Le Temps

Faut-il mentir à son patron à propos du futur?

- STÉPHANE BENOIT-GODET RÉDACTEUR EN CHEF

«La prédiction est compliquée, surtout quand elle concerne l’avenir.» La formule est connue, mais elle s’applique encore plus à notre époque de transforma­tion perpétuell­e. Quand vous dirigez une entreprise, votre équipe ou vos supérieurs (qui n’en a pas?) vous demandent toujours: «Où allons-nous?» comme si vous le saviez. Premier constat, et quelle que soit votre activité: le phénomène n’est pas nouveau, même s’il interroge.

En effet, un leader doit-il s’imposer par sa capacité à avoir réponse à tout ou plutôt saisir le sens général de son action et tâtonner jusqu’à trouver ce qui marche? Je me souviens d’une interview de Federico Fellini dans laquelle il expliquait son désarroi face à une équipe de tournage lui demandant constammen­t: «Où met-on la caméra? Plus ou moins de lumière?», etc. Sans compter les caprices des acteurs. Le cinéaste italien pouvait paraître indécis, mais il figure bel et bien aujourd’hui au panthéon du cinéma.

Dans une entreprise, c’est pire. D’ailleurs, de grands noms se sont révélés de bien piètres prévisionn­istes, comme le rappelait Jacques Savoy, de l’Uni de Neuchâtel, dans un séminaire sur les fake news organisé cette semaine à Genève. Même Steve Jobs, gourou des gourous, s’est parfois fourvoyé. «Le modèle d’affaires de l’abonnement pour la musique est fini», avait-il lancé en 2003. Spotify en rit encore. Et en 2018, faut-il miser sur l’intelligen­ce artificiel­le, la blockchain ou l’extraction de l’aluminium? Apple a depuis résolu l’équation en devenant tellement riche qu’elle peut investir dans tous ces secteurs.

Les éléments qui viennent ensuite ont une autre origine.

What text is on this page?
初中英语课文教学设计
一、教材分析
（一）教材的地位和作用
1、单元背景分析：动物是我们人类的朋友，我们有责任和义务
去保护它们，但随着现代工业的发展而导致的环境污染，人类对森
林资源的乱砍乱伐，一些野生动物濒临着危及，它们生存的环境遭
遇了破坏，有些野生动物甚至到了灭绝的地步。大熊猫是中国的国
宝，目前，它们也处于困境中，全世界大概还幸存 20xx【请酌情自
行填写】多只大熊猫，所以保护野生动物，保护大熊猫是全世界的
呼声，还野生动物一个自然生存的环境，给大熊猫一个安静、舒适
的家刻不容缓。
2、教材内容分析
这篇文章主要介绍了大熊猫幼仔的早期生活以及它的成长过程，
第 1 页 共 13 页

Une CEO, nommée pour restructur­er une société en profondeur, m’avait confié un jour sa frustratio­n. Elle ne proposait que des plans d’économies qui avaient le don de fatiguer son entourage. Même son conseil d’administra­tion, qui avait adoré le dirigeant qui l’avait précédée. Ce dernier envisageai­t toujours l’avenir avec confiance. Il aimait planter sur la mappemonde de l’entreprise des petits drapeaux rouges sur chaque pays ouvert. A la fin, ce CEO imprudent avait fait perdre des dizaines de millions à la société et il fut licencié brutalemen­t. Mais ses interlocut­eurs avaient pris goût au story telling du succès, même si celui-ci n’avait pas été au rendez-vous.

Alors, faut-il mentir à son patron et lui dessiner un avenir radieux même si les nuages pointent? Bill Gates a déclaré en 2004 que nous en aurions tous fini avec les spams d’ici à deux ans. Personne ne sait si le patron de Microsoft arrangeait la vérité pour calmer ses actionnair­es ou s’il avait une vision clairement trop naïve du futur. Mais comme ni vous, ni Steve Jobs, ni Bill

Gates ne pouvez prédire ce qui va venir, autant tâtonner, non?